Her neck ached and the coffee was starting to wear off by the time she finally left the highway behind. She drove past the new Super Walmart and wound her way toward the tiny downtown. Aubry crossed the railroad tracks and the French Broad River that they ran beside and then took a right, following them both into the quiet hills that were carpeted with the dense, slumbering giant of the Cherokee National Forest. She saw the sign for Broad’s, a local landmark of sorts, and slowed down, throwing on her left turn blinker. Broad’s on the River was little more than a shack that occupied a narrow spit of land between the road and the river. The name was meant to be clever, since the river in question was the French Broad, and it was reputed to be the center of a drug and prostitution ring. Most of the locals were either regulars there or active on the committee that was constantly trying to close it down, but Aubrey could care less either way. To her, it was just a building that let her know when it was time to turn.
She made a left, noting as she passed that Broad’s was doing a rather brisk business for a Tuesday night, and flipped on her brights. The road wound between two hills and then opened out into a wide, heavily wooded hollow, the center of which was filled with a large shallow pond that all the locals insisted on calling a lake. The road circled the lake and houses dotted the shore. Aubrey slowed down further as the road dipped and a thick fog settled around her. She wasn’t surprised. The lake was fed by two mountain streams as well as a spring, and its temperature was always at odds with the air. She turned off her brights to reduce the glare and hit the button to turn on her fog lights, realizing that this was the first time she’d had an opportunity to try them out. She crossed the tiny bridge where the road crossed Murder Creek on its short trip from the lake into the river, and the road turned to gravel. Then her headlights caught the hazard sign that told her it was time to decide which part of the loop she wanted to take. Vina’s house lay nearly half way around the lake road, so it didn’t matter which way she took as far as distance was concerned. The right half of the loop was wider and had fewer curves and more houses, but she impulsiv
ely turned left. Her grandmother, dead long before Aubrey was born, had grown up in the only house on that side of the lake. It had burned down half a century ago, and the land had sat unused until her mother had decided to build a cabin there on a whim. They had only used it a few times before her mother’s romance with roughing it had evaporated, and it had sat dormant ever since.
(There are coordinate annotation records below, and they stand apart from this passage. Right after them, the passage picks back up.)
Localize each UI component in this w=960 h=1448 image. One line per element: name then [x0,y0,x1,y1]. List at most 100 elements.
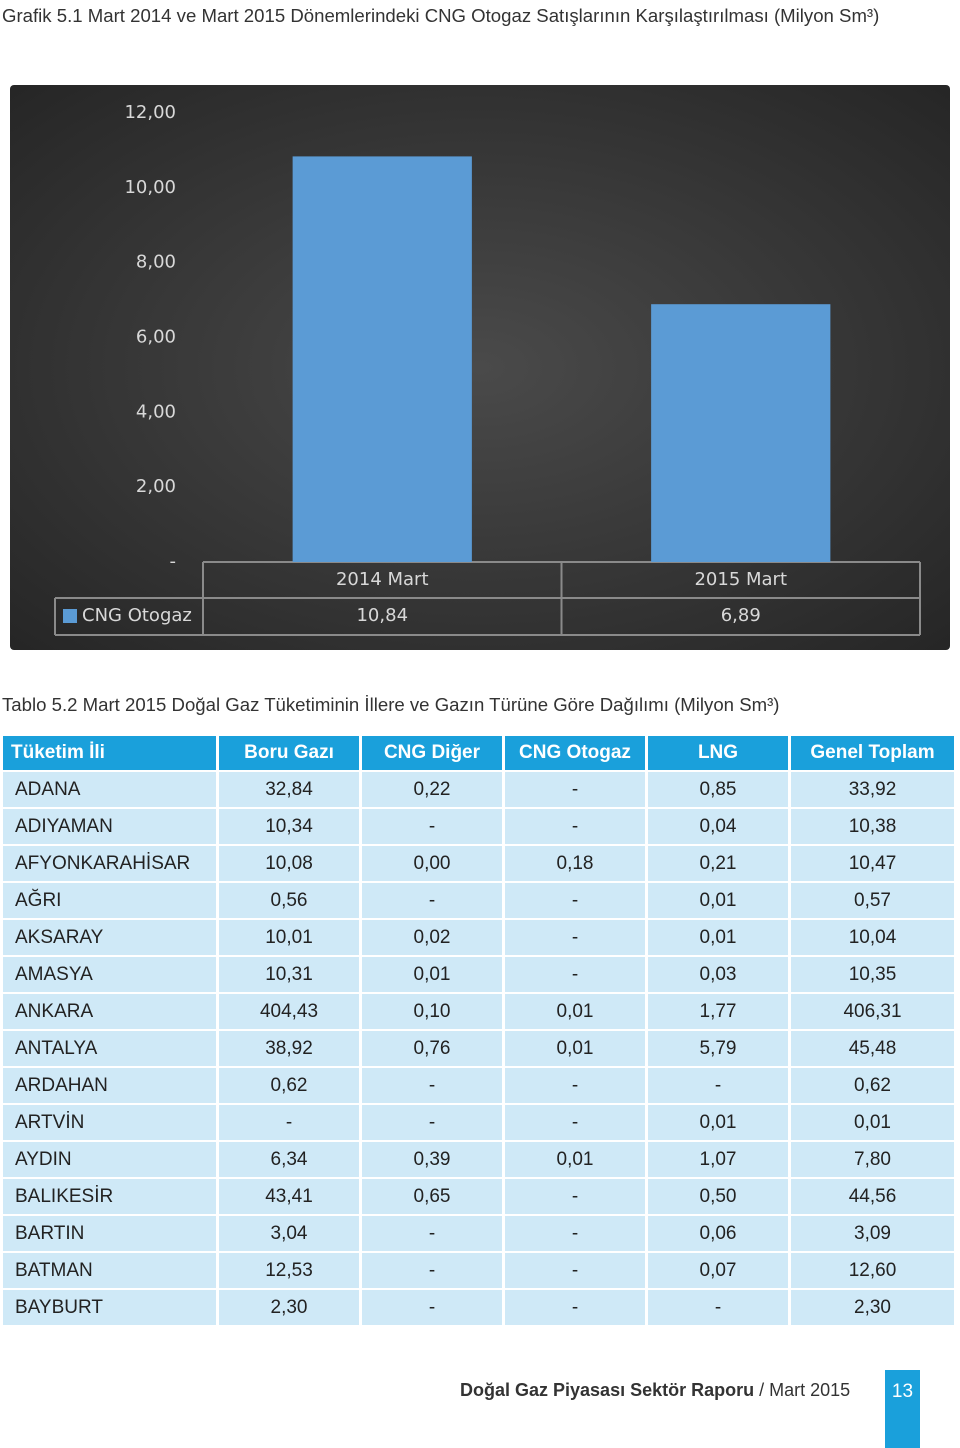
value-cell: - [362,809,502,844]
value-cell: 3,04 [219,1216,359,1251]
value-cell: - [362,1105,502,1140]
province-cell: ADANA [3,772,216,807]
province-cell: BALIKESİR [3,1179,216,1214]
header-cell: CNG Otogaz [505,736,645,770]
province-cell: BAYBURT [3,1290,216,1325]
bar [292,156,472,563]
table-row: AFYONKARAHİSAR 10,08 0,00 0,18 0,21 10,47 [3,846,954,881]
value-cell: 0,62 [219,1068,359,1103]
table-row: ARDAHAN 0,62- - -0,62 [3,1068,954,1103]
value-cell: - [505,1068,645,1103]
table-row: BALIKESİR 43,41 0,65-0,50 44,56 [3,1179,954,1214]
header-cell: CNG Diğer [362,736,502,770]
value-cell: 404,43 [219,994,359,1029]
value-cell: 10,38 [791,809,954,844]
bar [651,304,831,562]
table-row: BARTIN 3,04- -0,06 3,09 [3,1216,954,1251]
chart: - 2,00 4,00 6,00 8,00 10,00 12,00 CNG Otogaz 10,… [10,85,950,650]
table-title: Tablo 5.2 Mart 2015 Doğal Gaz Tüketimini… [2,694,780,715]
province-cell: ANTALYA [3,1031,216,1066]
value-cell: 0,50 [648,1179,788,1214]
value-cell: 0,39 [362,1142,502,1177]
value-cell: 5,79 [648,1031,788,1066]
value-cell: 12,53 [219,1253,359,1288]
footer: Doğal Gaz Piyasası Sektör Raporu / Mart … [460,1380,850,1401]
header-cell: LNG [648,736,788,770]
value-cell: 10,08 [219,846,359,881]
y-tick-label: 6,00 [136,327,176,348]
value-cell: 0,03 [648,957,788,992]
y-tick-label: - [170,551,177,572]
value-cell: 10,47 [791,846,954,881]
value-cell: 0,22 [362,772,502,807]
province-cell: ADIYAMAN [3,809,216,844]
value-cell: 0,56 [219,883,359,918]
report-period: / Mart 2015 [759,1380,851,1400]
value-cell: 0,01 [791,1105,954,1140]
value-cell: 2,30 [791,1290,954,1325]
table-row: AKSARAY 10,01 0,02-0,01 10,04 [3,920,954,955]
value-cell: - [648,1290,788,1325]
value-cell: 0,10 [362,994,502,1029]
value-cell: - [219,1105,359,1140]
value-cell: - [505,957,645,992]
x-tick-label: 2014 Mart [336,569,429,590]
value-cell: - [505,920,645,955]
province-cell: BATMAN [3,1253,216,1288]
y-tick-label: 2,00 [136,476,176,497]
value-cell: 0,21 [648,846,788,881]
header-cell: Boru Gazı [219,736,359,770]
value-cell: 1,77 [648,994,788,1029]
value-cell: - [505,1179,645,1214]
value-cell: 32,84 [219,772,359,807]
value-cell: - [362,883,502,918]
value-cell: 0,07 [648,1253,788,1288]
value-cell: 406,31 [791,994,954,1029]
header-cell: Tüketim İli [3,736,216,770]
legend-swatch [63,609,77,623]
value-cell: 7,80 [791,1142,954,1177]
province-cell: ARDAHAN [3,1068,216,1103]
page-number: 13 [885,1370,920,1448]
value-cell: 0,57 [791,883,954,918]
value-cell: - [362,1068,502,1103]
value-cell: 2,30 [219,1290,359,1325]
province-cell: ANKARA [3,994,216,1029]
value-cell: 12,60 [791,1253,954,1288]
table-row: BATMAN 12,53- -0,07 12,60 [3,1253,954,1288]
value-cell: 1,07 [648,1142,788,1177]
value-cell: - [362,1290,502,1325]
value-cell: 0,62 [791,1068,954,1103]
value-cell: - [505,772,645,807]
value-label: 10,84 [356,605,408,626]
chart-title: Grafik 5.1 Mart 2014 ve Mart 2015 Döneml… [2,5,880,26]
x-tick-label: 2015 Mart [694,569,787,590]
value-cell: 10,01 [219,920,359,955]
province-cell: AKSARAY [3,920,216,955]
value-cell: - [505,1216,645,1251]
y-tick-label: 4,00 [136,401,176,422]
table-row: ADANA 32,84 0,22-0,85 33,92 [3,772,954,807]
province-cell: AYDIN [3,1142,216,1177]
value-cell: 10,31 [219,957,359,992]
table-row: ANTALYA 38,92 0,76 0,01 5,79 45,48 [3,1031,954,1066]
value-cell: 0,65 [362,1179,502,1214]
value-cell: 0,01 [362,957,502,992]
value-cell: 0,04 [648,809,788,844]
province-cell: AFYONKARAHİSAR [3,846,216,881]
value-cell: 0,01 [648,920,788,955]
value-cell: 0,01 [505,994,645,1029]
value-cell: 0,01 [648,883,788,918]
table-row: AĞRI 0,56- -0,01 0,57 [3,883,954,918]
legend-label: CNG Otogaz [82,605,192,626]
table-row: BAYBURT 2,30- - -2,30 [3,1290,954,1325]
value-cell: - [362,1253,502,1288]
province-cell: BARTIN [3,1216,216,1251]
value-cell: 45,48 [791,1031,954,1066]
value-cell: - [362,1216,502,1251]
report-name: Doğal Gaz Piyasası Sektör Raporu [460,1380,755,1400]
data-table: Tüketim İli Boru Gazı CNG Diğer CNG Otogaz L… [0,734,957,1327]
value-cell: 0,06 [648,1216,788,1251]
y-tick-label: 8,00 [136,252,176,273]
It had been untenanted for so long that it was little more than a mildew sanctuary now, but it made Aubrey smile to see it, even in its derelict state.
She crunched along at barely twenty miles an hour and was aware that even at that snail’s pace, she was dangerously exceeding her visibility. She hit a pothole and her iPhone sailed out of its cradle and hung down by the wire, flopping against the gear shift with every jolt of the rough road. She reached over to grab it, taking her eyes off the road only for a moment, but when she looked back she saw a pair of luminous eyes directly ahead of her. She slammed on the brakes and came to a skidding halt, throwing up a tide of gravel and stopping mere inches from the frozen deer. When her heart stopped pounding, she tapped her horn and made a shooing motion at it. It turned its head away from her, looking out into the fog, but it didn’t move.
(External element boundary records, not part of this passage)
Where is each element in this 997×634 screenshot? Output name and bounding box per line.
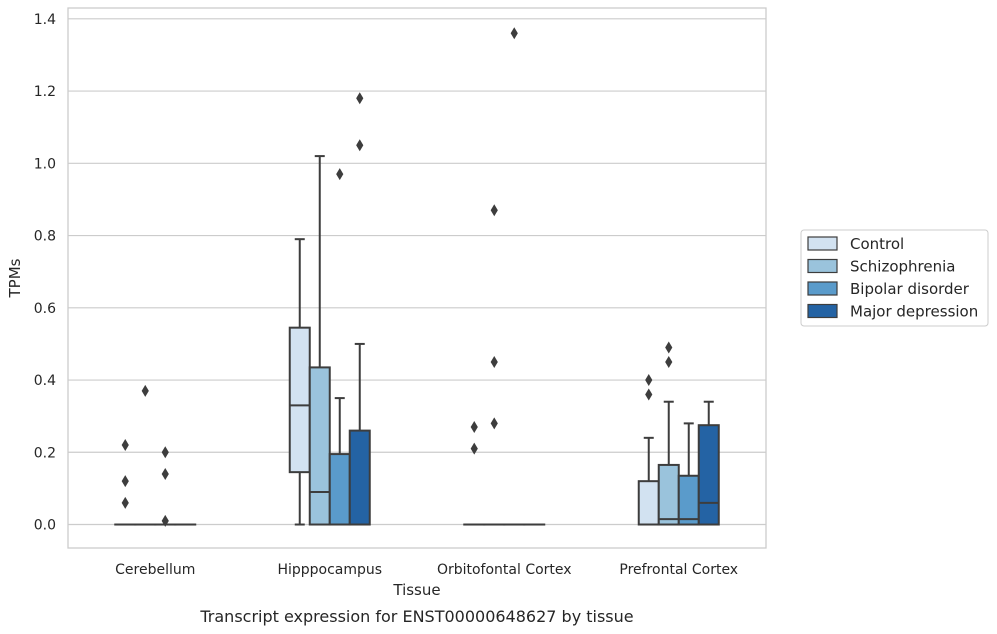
outlier-point: [665, 341, 673, 354]
outlier-point: [121, 475, 129, 488]
outlier-point: [161, 514, 169, 527]
box-body: [328, 453, 351, 526]
legend-swatch: [807, 236, 838, 251]
box-0-3: [637, 374, 660, 526]
outlier-point: [490, 417, 498, 430]
outlier-point: [161, 467, 169, 480]
box-body: [677, 474, 700, 526]
y-tick-label: 0.6: [34, 301, 56, 317]
outlier-point: [490, 355, 498, 368]
y-tick-label: 0.2: [34, 445, 56, 461]
box-marks: [114, 27, 720, 527]
outlier-point: [510, 27, 518, 40]
box-body: [308, 366, 331, 526]
box-2-2: [503, 27, 526, 526]
y-tick-label: 1.2: [34, 84, 56, 100]
legend: Control Schizophrenia Bipolar disorder Majo…: [800, 229, 989, 327]
outlier-point: [336, 168, 344, 181]
box-3-3: [697, 400, 720, 526]
legend-label: Schizophrenia: [850, 258, 955, 276]
legend-frame: [800, 229, 989, 327]
legend-swatch: [807, 303, 838, 319]
x-tick-label: Orbitofontal Cortex: [437, 562, 572, 578]
box-body: [657, 463, 680, 526]
box-body: [348, 429, 371, 526]
outlier-point: [121, 439, 129, 452]
legend-label: Major depression: [850, 303, 978, 321]
box-1-2: [483, 204, 506, 526]
outlier-point: [356, 139, 364, 152]
outlier-point: [490, 204, 498, 217]
outlier-point: [121, 496, 129, 509]
y-tick-label: 0.0: [34, 518, 56, 534]
legend-label: Control: [850, 235, 904, 253]
outlier-point: [161, 446, 169, 459]
x-tick-label: Cerebellum: [115, 562, 195, 578]
x-tick-label: Hipppocampus: [277, 562, 382, 578]
box-0-0: [114, 439, 137, 526]
chart-caption: Transcript expression for ENST0000064862…: [199, 607, 633, 626]
box-body: [697, 424, 720, 526]
y-tick-label: 1.4: [34, 12, 56, 28]
legend-label: Bipolar disorder: [850, 280, 970, 298]
legend-swatch: [807, 258, 838, 274]
y-axis-ticks: 0.0 0.2 0.4 0.6 0.8 1.0 1.2 1.4: [34, 12, 56, 534]
box-3-1: [348, 92, 371, 526]
y-tick-label: 1.0: [34, 156, 56, 172]
box-body: [637, 480, 660, 526]
box-1-1: [308, 155, 331, 526]
x-tick-label: Prefrontal Cortex: [619, 562, 738, 578]
outlier-point: [470, 442, 478, 455]
plot-frame: [67, 7, 767, 549]
box-0-2: [463, 420, 486, 526]
x-axis-ticks: Cerebellum Hipppocampus Orbitofontal Corte…: [115, 562, 738, 578]
y-axis-title: TPMs: [6, 258, 24, 298]
box-body: [288, 326, 311, 474]
box-2-1: [328, 168, 351, 526]
outlier-point: [141, 384, 149, 397]
outlier-point: [645, 388, 653, 401]
y-tick-label: 0.4: [34, 373, 56, 389]
y-tick-label: 0.8: [34, 229, 56, 245]
outlier-point: [665, 355, 673, 368]
legend-swatch: [807, 281, 838, 296]
x-axis-title: Tissue: [392, 581, 440, 599]
outlier-point: [470, 420, 478, 433]
outlier-point: [356, 92, 364, 105]
outlier-point: [645, 374, 653, 387]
“Idiot,” she swore, unbuckling her seat belt. She opened her door and put one leg out, half-standing.
“Get,” she told the deer sternly over the top of her door. It looked back at her; its huge, dark eyes glowing brightly in the beam from her headlights. She saw its legs, mere inches from her front bumper, trembling.
She glanced over her shoulder and shuddered. There was no way that she was backing all the way to the turn-off, not in the middle of the night with a heavy fog, and certainly not in a car that was less than three months old. She gauged the width of the road, wondering if she could make a three points turn.